Monash University has set a revenue record for the Australian sector, earning more than A$3 billion (£1.7 billion) for the first time despite a year of pandemic privations.
Australia’s biggest university raked in almost A$3.2 billion in 2021, with a A$170 million boost to investment income and more than A$150 million in additional federal government funding easily offsetting a A$107 million downturn in international education earnings.
Monash has doubled the size of its business in a decade, increasing its earnings steadily since it pocketed A$1.6 billion in 2011. A revenue decline of less than A$50 million in 2020 proved short-lived, with the university’s income rising by A$246 million last year and producing a A$411 million surplus in 2021.
Institutional accounts from Victoria’s other comprehensive universities – apart from the University of Melbourne, which has not tabled its annual report yet because of delays in the state auditor general’s office – mostly tell a similar story.
All experienced significant declines in international education earnings but most nevertheless saw their bottom lines increase, mostly thanks to increased federal funding and improved investment earnings. Times Higher Education understands that Melbourne is likely to report similarly positive results.
All other Victorian universities apart from Monash managed to reduce their costs – mainly by cutting employee expenses, which fell by more than A$40 million at La Trobe University, more than A$60 million at Swinburne University and almost A$90 million at RMIT University.
RMIT converted its A$56 million deficit in 2020 to a A$117 million surplus in 2021, while Swinburne went from A$55 million in the red to A$41 million in the black. La Trobe remained in deficit, but its A$51 million shortfall in 2020 was cut by almost two-thirds.
Monash vowed to “continue prudent financial and other controls” despite its standout results.
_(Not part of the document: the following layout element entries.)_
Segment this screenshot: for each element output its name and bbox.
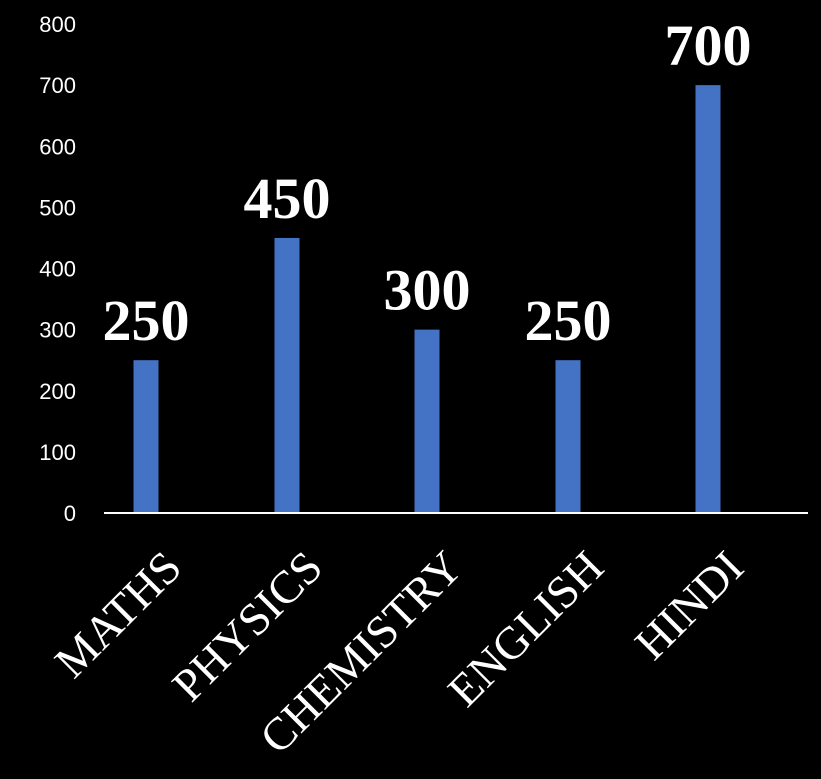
y-tick-label: 100 <box>39 440 76 465</box>
y-tick-label: 0 <box>64 501 76 526</box>
y-tick-label: 500 <box>39 195 76 220</box>
bar-physics <box>274 237 300 513</box>
data-label-chemistry: 300 <box>384 258 471 323</box>
y-tick-label: 600 <box>39 134 76 159</box>
y-tick-label: 800 <box>39 12 76 37</box>
bar-hindi <box>695 85 721 513</box>
y-tick-label: 300 <box>39 318 76 343</box>
y-tick-label: 400 <box>39 257 76 282</box>
bar-chemistry <box>414 329 440 513</box>
data-label-maths: 250 <box>103 288 190 353</box>
bars <box>133 85 721 513</box>
y-axis-tick-labels: 0 100 200 300 400 500 600 700 800 <box>39 12 76 526</box>
data-label-physics: 450 <box>244 166 331 231</box>
bar-english <box>555 360 581 513</box>
data-label-english: 250 <box>525 288 612 353</box>
data-label-hindi: 700 <box>665 13 752 78</box>
bar-maths <box>133 360 159 513</box>
data-labels: 250 450 300 250 700 <box>103 13 752 353</box>
y-tick-label: 200 <box>39 379 76 404</box>
y-tick-label: 700 <box>39 73 76 98</box>
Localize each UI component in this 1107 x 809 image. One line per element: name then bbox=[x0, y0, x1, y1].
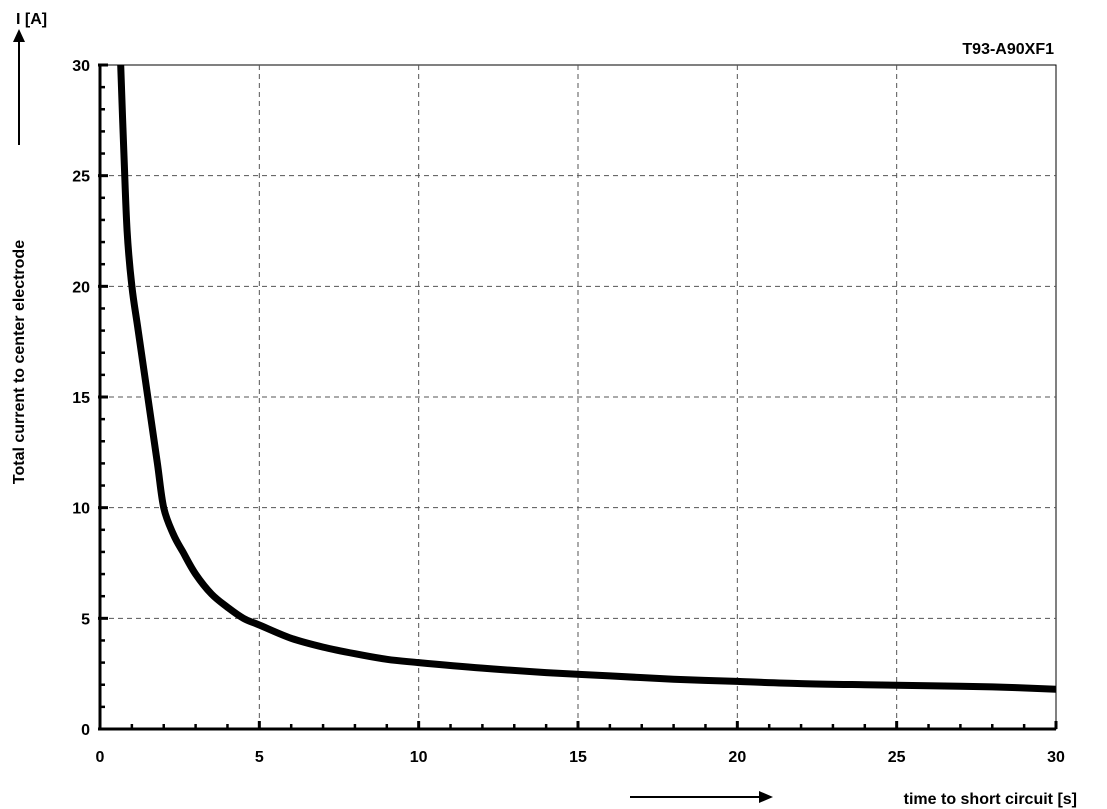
grid bbox=[99, 64, 1057, 730]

Vice-chancellor Margaret Gardner told staff that the university needed to “manage our finances” to cover an estimated A$478 million in research commitments and to “effectively deal with the challenges of reduced returning international student revenue”.
“We are well placed to adapt to the instability presented by the Covid-19 pandemic and the current geopolitical environment, which continue to have an effect on our complex operating circumstances. However, we will need to continue to exercise caution and restraint as we slowly rebuild to pre-pandemic levels of activity,” she said.
Professor Gardner promised to avoid further cuts to teaching or research “in the next two years of revenue decline”. Ben Eltham, Monash branch president of the National Tertiary Education Union, said that was the least she could do.
“Obviously we’re happy that there are no plans for a wide-ranging redundancy round, but why would there be? Monash is stupendously profitable. It’s made well over half a billion dollars over the two years of the pandemic,” he said.
Dr Eltham said that the university should hire more staff, reduce casualisation and ease workloads. “People are exhausted. Two years of the pandemic have left them absolutely shattered. There were 277 redundancies in 2020, justified on a projected deficit that never happened. Some of those positions have been rehired but many have not. Many of the professional areas are gravely overworked. The research office is dysfunctional, struggling to meet its reporting requirements because there’s such a backlog in the verification of publications.”
Monash’s annual report warns that further reductions in international student numbers are expected in coming years, and that expenses will rise as campuses emerge from “extended lockdowns and business disruptions”. The university also expects no repeat of one-off windfalls in 2021, including more than A$50 million from a shareholding restructure of IDP Education and a A$107 million share of the billion-dollar boost to research funding in the 2020 federal budget.
But Dr Eltham said that the need for austerity had passed. “This university has amassed a huge war chest. We’re not talking about husbanding our resources for a rainy day. We had a rainy day. The roof was fine. The sun’s out again.”